Bank of America Rolls out Suspicious New Pilot Program
Bank of America (BoA) has introduced a test program in certain markets called “Mortgage to Lease,” says the Wall Street Journal. It allows BoA mortgage customers facing foreclosure to keep living in their homes by converting them into renters rather than owners. One thousand borrowers in Arizona, Nevada and New York will be able to surrender the deeds to their homes in return for 1-year leases with renewal options at or below market rates. Those homeowners who are two months or more behind on payments but can prove they can pay rent will be asked to participate in the program.
The idea is that homeowners can avoid damaged credit scores, stress and embarrassment by not being foreclosed on and being subsequently forced out. So what’s the problem that has Credit Law talking about it?

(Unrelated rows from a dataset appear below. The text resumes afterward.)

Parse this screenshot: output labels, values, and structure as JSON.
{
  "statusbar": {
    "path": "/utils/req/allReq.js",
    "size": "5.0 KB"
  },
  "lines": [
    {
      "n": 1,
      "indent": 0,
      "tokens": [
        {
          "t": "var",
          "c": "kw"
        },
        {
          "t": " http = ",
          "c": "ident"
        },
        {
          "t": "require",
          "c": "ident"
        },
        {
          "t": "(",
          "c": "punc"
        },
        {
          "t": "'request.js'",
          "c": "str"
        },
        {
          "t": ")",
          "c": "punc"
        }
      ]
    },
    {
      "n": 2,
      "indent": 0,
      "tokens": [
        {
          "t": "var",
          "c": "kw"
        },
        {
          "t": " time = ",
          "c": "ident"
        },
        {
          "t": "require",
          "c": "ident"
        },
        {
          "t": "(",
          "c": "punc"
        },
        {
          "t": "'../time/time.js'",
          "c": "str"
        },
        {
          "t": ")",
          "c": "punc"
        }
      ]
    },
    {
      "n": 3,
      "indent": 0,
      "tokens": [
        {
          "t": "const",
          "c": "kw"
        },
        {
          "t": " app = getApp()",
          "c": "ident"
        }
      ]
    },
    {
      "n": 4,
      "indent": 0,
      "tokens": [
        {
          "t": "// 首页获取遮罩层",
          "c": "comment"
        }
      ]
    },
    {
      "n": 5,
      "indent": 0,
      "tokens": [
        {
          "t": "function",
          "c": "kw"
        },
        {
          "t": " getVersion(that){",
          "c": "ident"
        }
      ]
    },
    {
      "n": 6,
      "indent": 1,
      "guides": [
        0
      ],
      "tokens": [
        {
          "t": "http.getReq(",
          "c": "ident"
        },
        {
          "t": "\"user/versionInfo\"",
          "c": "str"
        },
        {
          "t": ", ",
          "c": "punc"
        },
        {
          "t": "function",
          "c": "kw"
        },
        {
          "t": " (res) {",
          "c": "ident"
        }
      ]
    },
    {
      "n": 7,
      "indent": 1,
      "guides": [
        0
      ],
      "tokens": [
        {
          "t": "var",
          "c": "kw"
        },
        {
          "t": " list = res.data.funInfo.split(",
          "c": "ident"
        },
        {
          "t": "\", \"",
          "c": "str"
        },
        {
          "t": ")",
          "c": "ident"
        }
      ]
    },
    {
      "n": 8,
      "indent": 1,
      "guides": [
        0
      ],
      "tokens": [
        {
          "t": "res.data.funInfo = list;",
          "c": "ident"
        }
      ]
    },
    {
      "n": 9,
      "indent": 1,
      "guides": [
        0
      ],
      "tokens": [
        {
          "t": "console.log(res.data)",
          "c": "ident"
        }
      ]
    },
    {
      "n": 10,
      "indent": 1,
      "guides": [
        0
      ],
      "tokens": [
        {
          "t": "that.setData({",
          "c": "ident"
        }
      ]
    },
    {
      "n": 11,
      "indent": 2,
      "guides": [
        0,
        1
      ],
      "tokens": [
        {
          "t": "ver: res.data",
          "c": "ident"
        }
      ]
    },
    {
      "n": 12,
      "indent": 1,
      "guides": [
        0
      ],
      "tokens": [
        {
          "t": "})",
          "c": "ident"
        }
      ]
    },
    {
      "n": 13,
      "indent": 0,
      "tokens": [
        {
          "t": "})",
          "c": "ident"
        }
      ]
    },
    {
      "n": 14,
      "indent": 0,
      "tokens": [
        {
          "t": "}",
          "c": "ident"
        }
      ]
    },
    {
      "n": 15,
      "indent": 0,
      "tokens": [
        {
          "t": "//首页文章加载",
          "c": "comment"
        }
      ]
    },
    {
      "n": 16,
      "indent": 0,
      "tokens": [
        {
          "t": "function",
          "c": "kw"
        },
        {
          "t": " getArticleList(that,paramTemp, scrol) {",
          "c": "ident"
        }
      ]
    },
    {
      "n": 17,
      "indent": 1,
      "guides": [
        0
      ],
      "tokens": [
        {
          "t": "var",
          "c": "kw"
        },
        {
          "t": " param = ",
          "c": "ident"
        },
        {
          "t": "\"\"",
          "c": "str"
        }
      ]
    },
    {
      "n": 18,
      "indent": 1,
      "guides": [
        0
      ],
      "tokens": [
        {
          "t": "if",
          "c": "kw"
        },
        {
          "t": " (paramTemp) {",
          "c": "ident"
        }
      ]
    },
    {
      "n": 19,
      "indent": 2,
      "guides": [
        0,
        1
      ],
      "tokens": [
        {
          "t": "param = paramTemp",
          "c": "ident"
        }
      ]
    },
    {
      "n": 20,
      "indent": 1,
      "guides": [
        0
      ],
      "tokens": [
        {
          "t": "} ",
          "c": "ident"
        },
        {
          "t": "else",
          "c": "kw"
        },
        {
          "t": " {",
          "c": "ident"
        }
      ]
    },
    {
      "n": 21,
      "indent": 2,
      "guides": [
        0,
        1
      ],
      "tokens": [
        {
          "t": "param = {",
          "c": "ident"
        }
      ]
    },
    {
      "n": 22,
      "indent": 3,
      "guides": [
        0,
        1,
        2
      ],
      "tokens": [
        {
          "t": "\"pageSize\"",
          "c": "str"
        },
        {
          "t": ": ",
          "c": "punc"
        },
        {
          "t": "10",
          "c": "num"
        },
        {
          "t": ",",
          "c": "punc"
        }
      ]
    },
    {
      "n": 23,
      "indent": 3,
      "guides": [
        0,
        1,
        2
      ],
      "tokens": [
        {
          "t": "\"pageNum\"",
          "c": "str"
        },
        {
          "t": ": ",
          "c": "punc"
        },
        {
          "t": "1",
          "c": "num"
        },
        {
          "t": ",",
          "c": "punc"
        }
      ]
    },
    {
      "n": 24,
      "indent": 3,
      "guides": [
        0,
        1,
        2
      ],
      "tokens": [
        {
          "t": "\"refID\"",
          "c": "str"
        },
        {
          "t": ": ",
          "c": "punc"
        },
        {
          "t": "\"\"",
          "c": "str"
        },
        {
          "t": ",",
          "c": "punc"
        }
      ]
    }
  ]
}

First off, even if the program ends up being beneficial to borrowers and the bank, there is little proof that it will end up being a blanket solution to the foreclosure mess the country currently finds itself facing down. It’s difficult to picture Bank of America, with all of its balance sheet woes, including homes with second liens on them – the second lien would be a complete loss for them. And there are far more borrowers with second liens who need help than those who only have a first lien, meaning those most in need of relief will likely be left off the guest list.
Another issue is property management. Have you ever had a lousy landlord? If so, you know what a mess that can be. Imagine if your landlord was your mega-corporation of a bank. Is BoA going to come rushing to your aid if your air conditioner dies or a tree falls on your house during a storm? The jury’s still out on that one.
And what, pray tell, is going to be the outcome if investors undervalue operating costs or find themselves unable to turn homes around upon expiration of the leases? It’s a safe bet that even basic maintenance will be ignored when that happens. That’s not even the worst of it: rent is likely to be inflated.
Furthermore, one has to wonder just who exactly investors are going to sell to when it dawns on them that the prices a few years down the road aren’t going to match their target returns. How that will work itself out is anyone’s guess.
Last year alone banks completed 860,000 foreclosures, according to Corelogic, Inc. While that figure is down from 2010’s 1.1 million, it’s still pretty worrying. Plus, part of the reason for the decline is that it is now more difficult for banks to foreclose thanks to the heavily publicized “robo-signing” scandal. As a result, BoA and its competitors are now exploring more cost-effective options.
Although it is too early to make a ruling on how Mortgage to Lease will ultimately turn out, Credit Law thinks everyone should keep in mind the fact that the project was undertaken to explore how Bank of America could save its own money, not that of American homeowners.